ホームルームを終えて教室から出ると、既に心愛が待ち構えていた。
「弁当に続いて夕飯をつくってくれるなんて、いったいどういう風の吹き回しだ? 見ての通り、俺はもうピンピンしてるぞ。体調不良の気配なんて欠片もない」
「だからこそですよ。病み上がりが大事というでしょう? ここで一気に元気を取り戻すんです。まあ、食べたくないならやめておきますが」
「待て待て、食べたくないなんて言ってないだろ。お願いします!」
「はあ、なんで最初から素直になれないんですかね」
そりゃあだって、そんなに心配されてるなんて思ってないし。
まあ、よく考えて見れば、他人から心配されてもおかしくない、そんな失恋をした俺ではあるのだが。
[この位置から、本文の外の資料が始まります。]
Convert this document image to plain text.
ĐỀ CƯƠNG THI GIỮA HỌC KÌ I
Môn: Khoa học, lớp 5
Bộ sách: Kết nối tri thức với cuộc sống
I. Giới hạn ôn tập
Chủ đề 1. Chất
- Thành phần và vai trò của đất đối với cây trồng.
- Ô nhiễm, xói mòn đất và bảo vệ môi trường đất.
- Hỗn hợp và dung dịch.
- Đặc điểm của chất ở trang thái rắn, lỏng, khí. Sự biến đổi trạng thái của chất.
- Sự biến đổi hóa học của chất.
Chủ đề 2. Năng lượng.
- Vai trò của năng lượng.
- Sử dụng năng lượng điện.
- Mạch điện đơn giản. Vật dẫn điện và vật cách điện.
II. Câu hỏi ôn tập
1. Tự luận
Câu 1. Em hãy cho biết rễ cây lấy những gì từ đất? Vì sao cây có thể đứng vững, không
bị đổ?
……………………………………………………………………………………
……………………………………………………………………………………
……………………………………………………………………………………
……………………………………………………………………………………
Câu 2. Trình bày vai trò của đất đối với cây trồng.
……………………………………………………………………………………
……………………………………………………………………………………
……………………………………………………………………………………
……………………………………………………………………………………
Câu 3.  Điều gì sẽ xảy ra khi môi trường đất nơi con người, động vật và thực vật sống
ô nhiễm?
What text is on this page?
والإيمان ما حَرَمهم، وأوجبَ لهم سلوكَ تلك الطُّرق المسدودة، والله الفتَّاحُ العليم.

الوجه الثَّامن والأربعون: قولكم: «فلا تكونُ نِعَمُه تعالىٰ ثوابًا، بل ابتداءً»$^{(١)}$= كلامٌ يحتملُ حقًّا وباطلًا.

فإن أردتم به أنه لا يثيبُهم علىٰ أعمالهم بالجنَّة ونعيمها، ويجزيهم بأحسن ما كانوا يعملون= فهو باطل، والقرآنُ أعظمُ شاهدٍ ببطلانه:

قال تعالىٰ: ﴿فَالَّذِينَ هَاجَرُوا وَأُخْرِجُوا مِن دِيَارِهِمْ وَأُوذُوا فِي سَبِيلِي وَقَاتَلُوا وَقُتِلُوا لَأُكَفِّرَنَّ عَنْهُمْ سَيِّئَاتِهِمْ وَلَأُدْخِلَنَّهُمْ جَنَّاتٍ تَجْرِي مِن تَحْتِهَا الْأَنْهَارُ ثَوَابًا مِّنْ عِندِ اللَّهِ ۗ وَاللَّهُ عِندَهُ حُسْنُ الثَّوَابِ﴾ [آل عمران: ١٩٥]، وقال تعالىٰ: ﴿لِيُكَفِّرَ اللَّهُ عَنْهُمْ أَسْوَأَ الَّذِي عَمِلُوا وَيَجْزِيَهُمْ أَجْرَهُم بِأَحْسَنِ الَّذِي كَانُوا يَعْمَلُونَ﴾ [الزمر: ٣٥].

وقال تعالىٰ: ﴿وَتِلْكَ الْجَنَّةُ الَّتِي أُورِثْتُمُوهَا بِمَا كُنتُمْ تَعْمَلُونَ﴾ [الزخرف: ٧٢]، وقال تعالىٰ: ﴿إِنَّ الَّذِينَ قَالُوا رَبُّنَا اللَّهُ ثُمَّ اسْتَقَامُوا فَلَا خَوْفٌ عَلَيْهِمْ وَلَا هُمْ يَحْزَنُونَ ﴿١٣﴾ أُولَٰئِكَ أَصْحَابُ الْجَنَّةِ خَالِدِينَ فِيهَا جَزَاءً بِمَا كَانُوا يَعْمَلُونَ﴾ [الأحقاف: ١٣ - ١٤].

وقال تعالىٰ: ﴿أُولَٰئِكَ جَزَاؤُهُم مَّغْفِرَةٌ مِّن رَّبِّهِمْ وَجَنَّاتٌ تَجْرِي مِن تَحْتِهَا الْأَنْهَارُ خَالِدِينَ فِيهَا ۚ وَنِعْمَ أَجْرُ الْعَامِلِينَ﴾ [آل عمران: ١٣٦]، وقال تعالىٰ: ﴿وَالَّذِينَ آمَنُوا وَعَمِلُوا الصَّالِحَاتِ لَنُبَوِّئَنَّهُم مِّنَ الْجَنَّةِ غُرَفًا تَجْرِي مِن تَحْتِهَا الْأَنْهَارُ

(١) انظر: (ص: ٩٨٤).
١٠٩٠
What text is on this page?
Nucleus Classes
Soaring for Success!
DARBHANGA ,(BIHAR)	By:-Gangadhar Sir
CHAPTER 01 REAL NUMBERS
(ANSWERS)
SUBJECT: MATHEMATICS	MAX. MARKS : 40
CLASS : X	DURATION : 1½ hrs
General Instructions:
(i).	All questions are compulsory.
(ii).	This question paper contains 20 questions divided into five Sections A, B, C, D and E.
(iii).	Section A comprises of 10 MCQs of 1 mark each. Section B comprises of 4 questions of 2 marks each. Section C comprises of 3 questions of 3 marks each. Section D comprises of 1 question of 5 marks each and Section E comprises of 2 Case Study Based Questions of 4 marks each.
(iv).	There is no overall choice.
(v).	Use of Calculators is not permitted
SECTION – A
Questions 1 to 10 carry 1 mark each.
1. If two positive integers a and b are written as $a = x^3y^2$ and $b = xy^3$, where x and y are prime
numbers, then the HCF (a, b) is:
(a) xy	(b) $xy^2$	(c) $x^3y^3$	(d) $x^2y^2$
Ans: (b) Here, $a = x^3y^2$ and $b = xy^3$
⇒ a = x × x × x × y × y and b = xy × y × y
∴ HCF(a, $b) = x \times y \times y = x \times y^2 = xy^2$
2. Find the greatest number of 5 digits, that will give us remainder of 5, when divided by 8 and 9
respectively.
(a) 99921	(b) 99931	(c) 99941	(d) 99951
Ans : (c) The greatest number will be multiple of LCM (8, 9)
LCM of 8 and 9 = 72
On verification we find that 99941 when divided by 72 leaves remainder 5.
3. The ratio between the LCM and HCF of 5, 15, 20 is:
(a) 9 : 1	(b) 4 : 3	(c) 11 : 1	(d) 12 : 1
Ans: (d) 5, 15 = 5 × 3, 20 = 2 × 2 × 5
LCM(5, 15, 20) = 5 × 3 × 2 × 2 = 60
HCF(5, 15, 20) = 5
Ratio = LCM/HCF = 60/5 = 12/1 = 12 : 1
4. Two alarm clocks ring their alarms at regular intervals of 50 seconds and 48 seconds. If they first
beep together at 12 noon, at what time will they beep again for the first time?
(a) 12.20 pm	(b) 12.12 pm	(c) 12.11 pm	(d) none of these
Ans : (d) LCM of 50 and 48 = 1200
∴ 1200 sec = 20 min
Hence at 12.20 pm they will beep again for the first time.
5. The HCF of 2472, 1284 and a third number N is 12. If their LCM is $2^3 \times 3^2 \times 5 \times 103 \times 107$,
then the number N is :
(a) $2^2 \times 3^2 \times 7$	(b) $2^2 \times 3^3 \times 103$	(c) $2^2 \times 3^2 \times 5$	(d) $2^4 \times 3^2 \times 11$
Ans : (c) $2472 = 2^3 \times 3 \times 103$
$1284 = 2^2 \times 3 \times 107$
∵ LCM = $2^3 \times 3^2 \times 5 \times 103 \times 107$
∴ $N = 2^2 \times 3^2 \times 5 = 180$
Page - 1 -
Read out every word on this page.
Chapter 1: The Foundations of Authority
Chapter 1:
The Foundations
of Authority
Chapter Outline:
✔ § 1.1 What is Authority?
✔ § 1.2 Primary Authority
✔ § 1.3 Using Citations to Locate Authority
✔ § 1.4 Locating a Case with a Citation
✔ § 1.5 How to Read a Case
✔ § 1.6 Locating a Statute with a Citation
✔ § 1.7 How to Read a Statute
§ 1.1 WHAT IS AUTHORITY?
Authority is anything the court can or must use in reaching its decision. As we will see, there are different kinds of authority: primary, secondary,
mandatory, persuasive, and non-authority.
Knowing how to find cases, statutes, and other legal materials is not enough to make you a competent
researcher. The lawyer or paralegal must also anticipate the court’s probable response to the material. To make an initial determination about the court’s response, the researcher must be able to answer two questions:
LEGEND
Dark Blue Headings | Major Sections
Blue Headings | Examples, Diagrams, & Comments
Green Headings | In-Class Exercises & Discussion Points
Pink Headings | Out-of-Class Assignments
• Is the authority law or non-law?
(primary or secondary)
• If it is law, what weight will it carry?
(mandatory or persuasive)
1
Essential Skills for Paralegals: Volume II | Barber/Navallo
風間だって多分、心配してくれているんだよな。ひさしぶりに学校に出てからというもの、いつも以上に構ってくる。春日井もだ。以前はあんなに仲良くなかったはずだ。
「あのさ、心愛。俺って幸せ者なのかね」
「どうしました? 突然頭が沸きましたか?」
「ひどっ。今、お前にも感謝していたところなのに」
「それはいい心掛けですね。是非、一生を終えるまで私への感謝の念を忘れずに生きて欲しいです。精々利用させてもらうとしましょう」
「やっぱりあとで高額のお返しを期待されてないか!?」
「さて」
くすりと、からかうように心愛が笑った。本気で心配してくれていたのだと確信できる、そんな暖かい笑顔で。
「そういえば、今日は木曜日でしたっけ。ということは、駅前のスーパーが冷食半額でポイント10倍デー。荷物持ちもいることですし、これは買い溜めをするチャンスですね」
「いい奧さんになれるよ、お前は」
「……じゃあ、もらってくれますか?」
「はは、それはいいな」
「……ばーか」
俺が軽く承諾すると、心愛が切り捨てるように毒を吐く。完全に、昔のような心地の良い幼なじみの距離感。
心愛を見ると、茜色の夕焼けに照らされ、赤味を増した顔に笑みを浮かべていた。